Hedge Funds
The Hedge Fund Report: Locking up the Money
03/13/06 - 11:27 AM EST
Every day, the boundaries blur between private equity and hedge funds. Hedge funds are imposing more illiquid terms on investors and seeking returns in the nonpublic universe. And traditional private equity behemoths like Kohlberg Kravis Roberts & Co. and Blackstone are rolling up hedge funds. D.E. Shaw is in the process of dedicating a small, segregated portion of its multi-strategy hedge fund to private equity or illiquid investments, according to a person familiar with the matter. The firm, to be fair, is not new to private equity investing. Its partners have been engaged in a variety of private deals for a decade. They injected capital in Juno Online Services prior to its becoming public in 1999, for instance.
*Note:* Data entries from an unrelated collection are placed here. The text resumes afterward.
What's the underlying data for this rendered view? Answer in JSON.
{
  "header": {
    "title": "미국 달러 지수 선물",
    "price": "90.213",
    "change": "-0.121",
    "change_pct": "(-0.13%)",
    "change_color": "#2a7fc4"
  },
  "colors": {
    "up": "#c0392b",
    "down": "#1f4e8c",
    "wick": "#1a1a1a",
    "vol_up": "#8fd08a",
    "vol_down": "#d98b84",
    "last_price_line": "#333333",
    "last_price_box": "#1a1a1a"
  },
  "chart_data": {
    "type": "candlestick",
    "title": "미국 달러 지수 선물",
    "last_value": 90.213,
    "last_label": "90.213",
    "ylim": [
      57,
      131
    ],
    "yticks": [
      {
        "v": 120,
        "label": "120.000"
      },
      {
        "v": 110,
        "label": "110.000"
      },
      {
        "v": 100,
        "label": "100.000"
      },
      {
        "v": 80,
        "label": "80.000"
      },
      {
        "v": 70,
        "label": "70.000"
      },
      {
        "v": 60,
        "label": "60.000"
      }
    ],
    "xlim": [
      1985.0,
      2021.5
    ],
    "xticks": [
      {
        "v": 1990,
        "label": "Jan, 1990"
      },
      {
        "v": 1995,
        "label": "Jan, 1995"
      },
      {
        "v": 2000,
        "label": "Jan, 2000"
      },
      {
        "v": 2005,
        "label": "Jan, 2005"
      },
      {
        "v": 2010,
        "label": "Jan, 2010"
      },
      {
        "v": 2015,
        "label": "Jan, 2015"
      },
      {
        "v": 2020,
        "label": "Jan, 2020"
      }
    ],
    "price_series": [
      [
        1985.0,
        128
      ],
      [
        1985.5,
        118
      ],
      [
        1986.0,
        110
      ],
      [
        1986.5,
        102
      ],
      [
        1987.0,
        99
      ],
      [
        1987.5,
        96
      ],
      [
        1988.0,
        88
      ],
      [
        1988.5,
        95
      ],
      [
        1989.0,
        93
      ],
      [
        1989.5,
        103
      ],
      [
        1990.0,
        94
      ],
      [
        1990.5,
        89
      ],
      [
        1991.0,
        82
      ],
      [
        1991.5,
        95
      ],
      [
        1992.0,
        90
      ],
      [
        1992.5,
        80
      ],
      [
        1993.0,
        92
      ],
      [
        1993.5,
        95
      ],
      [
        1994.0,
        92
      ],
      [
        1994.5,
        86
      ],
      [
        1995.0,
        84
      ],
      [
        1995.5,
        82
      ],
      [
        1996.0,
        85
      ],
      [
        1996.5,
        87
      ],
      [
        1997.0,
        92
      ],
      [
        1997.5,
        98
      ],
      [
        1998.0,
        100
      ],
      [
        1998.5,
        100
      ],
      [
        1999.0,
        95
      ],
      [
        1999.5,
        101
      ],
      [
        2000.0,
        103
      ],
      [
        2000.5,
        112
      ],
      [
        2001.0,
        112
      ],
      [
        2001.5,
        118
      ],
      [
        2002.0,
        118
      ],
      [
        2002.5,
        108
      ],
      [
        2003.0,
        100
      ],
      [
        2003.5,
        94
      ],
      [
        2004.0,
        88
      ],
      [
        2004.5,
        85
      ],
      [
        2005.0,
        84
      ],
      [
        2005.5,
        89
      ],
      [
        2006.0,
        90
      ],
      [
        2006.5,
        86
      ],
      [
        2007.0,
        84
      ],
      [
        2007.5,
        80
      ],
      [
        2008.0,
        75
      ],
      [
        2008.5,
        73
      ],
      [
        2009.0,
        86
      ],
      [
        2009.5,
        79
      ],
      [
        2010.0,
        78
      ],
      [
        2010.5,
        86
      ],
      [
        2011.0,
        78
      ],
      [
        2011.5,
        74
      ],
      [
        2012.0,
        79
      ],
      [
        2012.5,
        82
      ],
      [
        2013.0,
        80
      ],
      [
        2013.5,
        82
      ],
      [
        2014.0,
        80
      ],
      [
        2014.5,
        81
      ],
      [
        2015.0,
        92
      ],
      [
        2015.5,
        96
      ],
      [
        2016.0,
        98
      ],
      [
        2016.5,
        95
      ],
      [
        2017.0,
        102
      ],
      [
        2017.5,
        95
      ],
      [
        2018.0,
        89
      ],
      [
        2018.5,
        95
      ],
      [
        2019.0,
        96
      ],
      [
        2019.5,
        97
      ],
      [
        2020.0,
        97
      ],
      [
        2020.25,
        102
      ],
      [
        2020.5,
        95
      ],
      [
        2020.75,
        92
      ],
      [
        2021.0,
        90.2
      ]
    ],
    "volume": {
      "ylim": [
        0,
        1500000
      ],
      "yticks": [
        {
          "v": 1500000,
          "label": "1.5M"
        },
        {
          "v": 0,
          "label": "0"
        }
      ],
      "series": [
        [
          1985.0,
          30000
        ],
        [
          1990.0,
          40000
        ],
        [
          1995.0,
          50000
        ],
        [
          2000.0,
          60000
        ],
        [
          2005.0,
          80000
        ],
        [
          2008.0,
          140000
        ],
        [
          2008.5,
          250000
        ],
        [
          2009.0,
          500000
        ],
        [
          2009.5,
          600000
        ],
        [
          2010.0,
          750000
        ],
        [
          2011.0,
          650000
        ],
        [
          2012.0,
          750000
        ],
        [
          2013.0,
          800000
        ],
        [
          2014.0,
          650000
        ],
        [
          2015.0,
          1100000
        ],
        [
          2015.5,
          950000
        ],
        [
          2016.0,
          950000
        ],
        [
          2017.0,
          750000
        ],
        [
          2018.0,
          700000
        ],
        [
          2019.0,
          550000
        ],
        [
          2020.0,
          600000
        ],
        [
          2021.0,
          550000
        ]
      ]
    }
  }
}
But now the plan is to allocate a portion of hedge fund capital to private equity investments, which is slightly different. A spokesman at D.E. Shaw declined to comment. Imposing longer lock-up terms to investors in order to invest in illiquid assets reflects the same trend. But only the elite hedge funds can do that. A recent example is the newly created hedge fund by Nelson Peltz, which has a three-year lock-up, according to a Wall Street Journal report. When hedge funds want to lock up money, better to do it at the launch. If changes in the management agreement are adopted later on, investors sometimes react with unease. This is what happened with Ritchie Capital Management, a hedge fund that created an illiquid side pocket and more stringent withdrawal provisions last year, drawing the ire of some of its investors. Bank Leu, a Swiss-based fund of funds, ended up pulling a portion of its money out of Ritchie in January. "You put pockets of private equity and pockets of hedge funds commingled. To me, it's a problem," says a hedge fund investor.